Les sanctions contre la junte qui a pris le pouvoir il y a un an en Birmanie sont largement insuffisantes. Mais les choses commencent à bouger. Trop tranquillement, aux yeux des défenseurs de la démocratie birmane. Que peut faire la communauté internationale pour mettre plus de pression sur la junte ?

Publié le 29 janvier
Agnès Gruda
Agnès Gruda La Presse

Les sanctions

PHOTO NAY T MYINT, ARCHIVES ASSOCIATED PRESS

Manifestation à New York, en octobre dernier, appelant à couper les vivres de la junte birmane en s’attaquant aux revenus qu'elle tire de la vente du gaz naturel aux géants pétroliers occidentaux.

L’armée birmane tire autour de 1 milliard de dollars de revenus annuels de l’exploitation des ressources gazières du pays, souligne Human Rights Watch dans un appel publié le 25 janvier.

Or, deux sociétés, TotalEnergies et Chevron, viennent d’annoncer leur retrait de la Birmanie, en guise de protestation contre la brutalité du régime militaire au pouvoir.

Ce geste devrait être suivi par une action internationale commune frappant le secteur énergétique birman, plaide Human Rights Watch.

Il faut savoir que les revenus gaziers provenant de taxes et d’autres frais payés par le secteur privé sont perçus en dollars par des banques contrôlées par l’armée ou la « Myanmar Oil and Gas Enterprise », ou MOGO, qui relève de l’armée elle aussi.

« Les États-Unis, l’Union européenne, le Royaume-Uni, le Japon et d’autres gouvernements concernés devraient adopter une position commune pour imposer des sanctions sur tous les revenus tirés du gaz naturel », écrit HRW.

Jusqu’à maintenant, le Conseil de sécurité de l’ONU s’est montré « désespérément divisé sur la question des sanctions », dit Phil Robertson, de Human Rights Watch.

« Les Russes et les Chinois n’acceptent même pas d’imposer un embargo sur la vente d’armes à la Birmanie », déplore-t-il.

En passant par des sanctions directes sur le secteur gazier, on toucherait un secteur névralgique et on priverait la junte d’une grande partie de ses revenus.

La gifle diplomatique

Fin octobre, les pays de l’ASEAN, l’Association des nations du Sud-Est asiatique, ont tenu une rencontre… sans inviter les généraux birmans. Le régime militaire a compris le message et a rapidement entrepris de libérer des prisonniers politiques.

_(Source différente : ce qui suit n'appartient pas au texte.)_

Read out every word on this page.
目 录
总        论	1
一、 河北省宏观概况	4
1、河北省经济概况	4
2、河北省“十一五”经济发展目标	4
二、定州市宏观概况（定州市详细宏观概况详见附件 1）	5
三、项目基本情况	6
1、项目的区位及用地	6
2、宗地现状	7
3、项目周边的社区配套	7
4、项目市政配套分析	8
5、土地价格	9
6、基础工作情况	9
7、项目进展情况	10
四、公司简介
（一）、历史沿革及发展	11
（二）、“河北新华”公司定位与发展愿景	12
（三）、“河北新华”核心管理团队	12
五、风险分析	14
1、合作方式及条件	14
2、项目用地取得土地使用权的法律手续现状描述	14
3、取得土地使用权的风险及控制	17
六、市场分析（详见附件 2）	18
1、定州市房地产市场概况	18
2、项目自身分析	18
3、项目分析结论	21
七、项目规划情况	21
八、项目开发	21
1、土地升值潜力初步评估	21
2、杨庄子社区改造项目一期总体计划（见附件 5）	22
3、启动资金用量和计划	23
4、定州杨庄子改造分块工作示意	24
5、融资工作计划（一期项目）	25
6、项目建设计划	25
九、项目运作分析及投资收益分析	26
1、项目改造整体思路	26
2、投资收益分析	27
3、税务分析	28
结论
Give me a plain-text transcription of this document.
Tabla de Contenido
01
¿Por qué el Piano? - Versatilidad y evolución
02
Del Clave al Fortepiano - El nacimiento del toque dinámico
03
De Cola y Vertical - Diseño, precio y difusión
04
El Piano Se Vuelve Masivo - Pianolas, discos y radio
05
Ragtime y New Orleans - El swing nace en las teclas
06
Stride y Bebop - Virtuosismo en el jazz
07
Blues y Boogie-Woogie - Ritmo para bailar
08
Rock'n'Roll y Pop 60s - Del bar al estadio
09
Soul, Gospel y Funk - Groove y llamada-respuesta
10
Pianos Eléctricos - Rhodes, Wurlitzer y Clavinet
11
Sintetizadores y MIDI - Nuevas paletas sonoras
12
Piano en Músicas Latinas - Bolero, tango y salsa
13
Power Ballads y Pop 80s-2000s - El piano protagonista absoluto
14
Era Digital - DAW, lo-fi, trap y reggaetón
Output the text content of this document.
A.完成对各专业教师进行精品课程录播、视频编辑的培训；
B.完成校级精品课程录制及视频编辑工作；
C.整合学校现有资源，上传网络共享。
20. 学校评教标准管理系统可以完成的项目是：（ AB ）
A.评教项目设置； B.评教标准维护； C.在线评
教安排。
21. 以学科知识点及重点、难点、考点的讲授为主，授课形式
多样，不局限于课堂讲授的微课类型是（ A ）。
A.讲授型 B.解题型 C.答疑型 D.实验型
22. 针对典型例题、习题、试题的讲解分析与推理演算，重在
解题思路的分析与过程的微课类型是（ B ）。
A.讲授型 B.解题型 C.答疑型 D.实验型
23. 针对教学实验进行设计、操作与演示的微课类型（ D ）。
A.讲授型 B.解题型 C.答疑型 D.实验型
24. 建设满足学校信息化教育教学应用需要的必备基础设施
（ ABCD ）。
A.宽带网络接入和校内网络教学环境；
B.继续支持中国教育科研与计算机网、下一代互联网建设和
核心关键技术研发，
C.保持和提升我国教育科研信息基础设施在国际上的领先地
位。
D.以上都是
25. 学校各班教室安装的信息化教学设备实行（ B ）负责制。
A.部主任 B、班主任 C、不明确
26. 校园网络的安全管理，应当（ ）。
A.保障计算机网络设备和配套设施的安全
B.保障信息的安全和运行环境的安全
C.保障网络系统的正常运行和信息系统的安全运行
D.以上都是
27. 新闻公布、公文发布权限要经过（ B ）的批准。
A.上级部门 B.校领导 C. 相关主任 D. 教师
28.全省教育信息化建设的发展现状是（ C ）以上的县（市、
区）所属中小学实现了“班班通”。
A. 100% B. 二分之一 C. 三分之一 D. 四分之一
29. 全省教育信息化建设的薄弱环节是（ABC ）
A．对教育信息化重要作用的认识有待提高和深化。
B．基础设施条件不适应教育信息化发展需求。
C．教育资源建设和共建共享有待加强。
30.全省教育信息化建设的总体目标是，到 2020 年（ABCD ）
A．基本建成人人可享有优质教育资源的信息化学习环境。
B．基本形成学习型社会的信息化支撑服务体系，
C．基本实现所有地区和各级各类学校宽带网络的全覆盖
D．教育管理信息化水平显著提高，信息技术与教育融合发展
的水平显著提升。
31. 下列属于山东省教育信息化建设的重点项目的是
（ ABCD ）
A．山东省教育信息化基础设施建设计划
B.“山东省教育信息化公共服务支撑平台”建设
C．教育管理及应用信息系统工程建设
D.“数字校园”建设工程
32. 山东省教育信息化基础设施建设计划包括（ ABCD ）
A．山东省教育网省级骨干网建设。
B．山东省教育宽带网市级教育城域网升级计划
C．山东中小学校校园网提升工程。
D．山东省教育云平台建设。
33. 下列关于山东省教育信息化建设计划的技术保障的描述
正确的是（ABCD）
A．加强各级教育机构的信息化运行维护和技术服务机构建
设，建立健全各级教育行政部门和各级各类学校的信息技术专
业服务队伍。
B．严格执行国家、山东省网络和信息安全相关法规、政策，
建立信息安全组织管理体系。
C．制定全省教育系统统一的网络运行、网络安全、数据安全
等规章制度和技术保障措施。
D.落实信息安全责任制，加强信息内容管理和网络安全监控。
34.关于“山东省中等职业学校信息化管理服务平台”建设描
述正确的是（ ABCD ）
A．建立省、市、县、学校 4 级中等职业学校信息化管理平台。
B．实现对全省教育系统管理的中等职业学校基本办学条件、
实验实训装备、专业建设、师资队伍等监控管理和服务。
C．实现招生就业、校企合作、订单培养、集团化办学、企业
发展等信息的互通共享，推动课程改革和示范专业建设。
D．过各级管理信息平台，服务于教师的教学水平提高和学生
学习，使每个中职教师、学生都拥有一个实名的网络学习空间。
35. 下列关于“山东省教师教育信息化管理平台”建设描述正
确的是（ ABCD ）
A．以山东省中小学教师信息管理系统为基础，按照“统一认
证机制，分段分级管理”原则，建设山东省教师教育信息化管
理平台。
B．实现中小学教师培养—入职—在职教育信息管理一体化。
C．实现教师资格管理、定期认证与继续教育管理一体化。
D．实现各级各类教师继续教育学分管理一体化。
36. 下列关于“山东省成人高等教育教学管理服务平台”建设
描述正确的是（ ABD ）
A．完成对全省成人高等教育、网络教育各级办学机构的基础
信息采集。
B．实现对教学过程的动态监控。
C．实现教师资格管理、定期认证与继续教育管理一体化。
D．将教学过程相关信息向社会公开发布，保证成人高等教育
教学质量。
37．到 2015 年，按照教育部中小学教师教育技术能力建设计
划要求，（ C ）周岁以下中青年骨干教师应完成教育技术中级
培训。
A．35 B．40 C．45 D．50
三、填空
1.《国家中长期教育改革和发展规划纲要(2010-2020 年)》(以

Cette amnistie aura été de courte durée, selon HRW. Mais elle expose l’un des points faibles de la junte : sa soif de reconnaissance internationale.

Calvin, étudiant birman établi à Vancouver proche du mouvement de désobéissance civile en Birmanie, va plus loin. « Si on veut vraiment faire mal à la junte, il faut l’ignorer, ne pas reconnaître sa légitimité et collaborer directement avec le gouvernement d’unité nationale » – l’entité qui œuvre dans l’ombre, en parallèle des institutions étatiques actuelles. C’est d’ailleurs ce que fait déjà une grande partie de la population birmane…

Aide humanitaire

PHOTO ARCHIVES AGENCE FRANCE-PRESSE

Une Birmane sourie après avoir reçu un sac de riz du Programme alimentaire mondial, en banlieue de Rangoun, l’an dernier

Pour aider les Birmans, il faut aussi agir sur le front humanitaire. La Birmanie s’enfonce dans une crise de plus en plus aiguë. Les Birmans accèdent difficilement à leurs liquidités, en raison de la fermeture des banques. L’inflation est galopante. Et la violence qui s’accentue, entre autres dans certains États ethniques, comme ceux de Kayah et de Sagaing, pousse la population à fuir les villes et les villages de ces régions.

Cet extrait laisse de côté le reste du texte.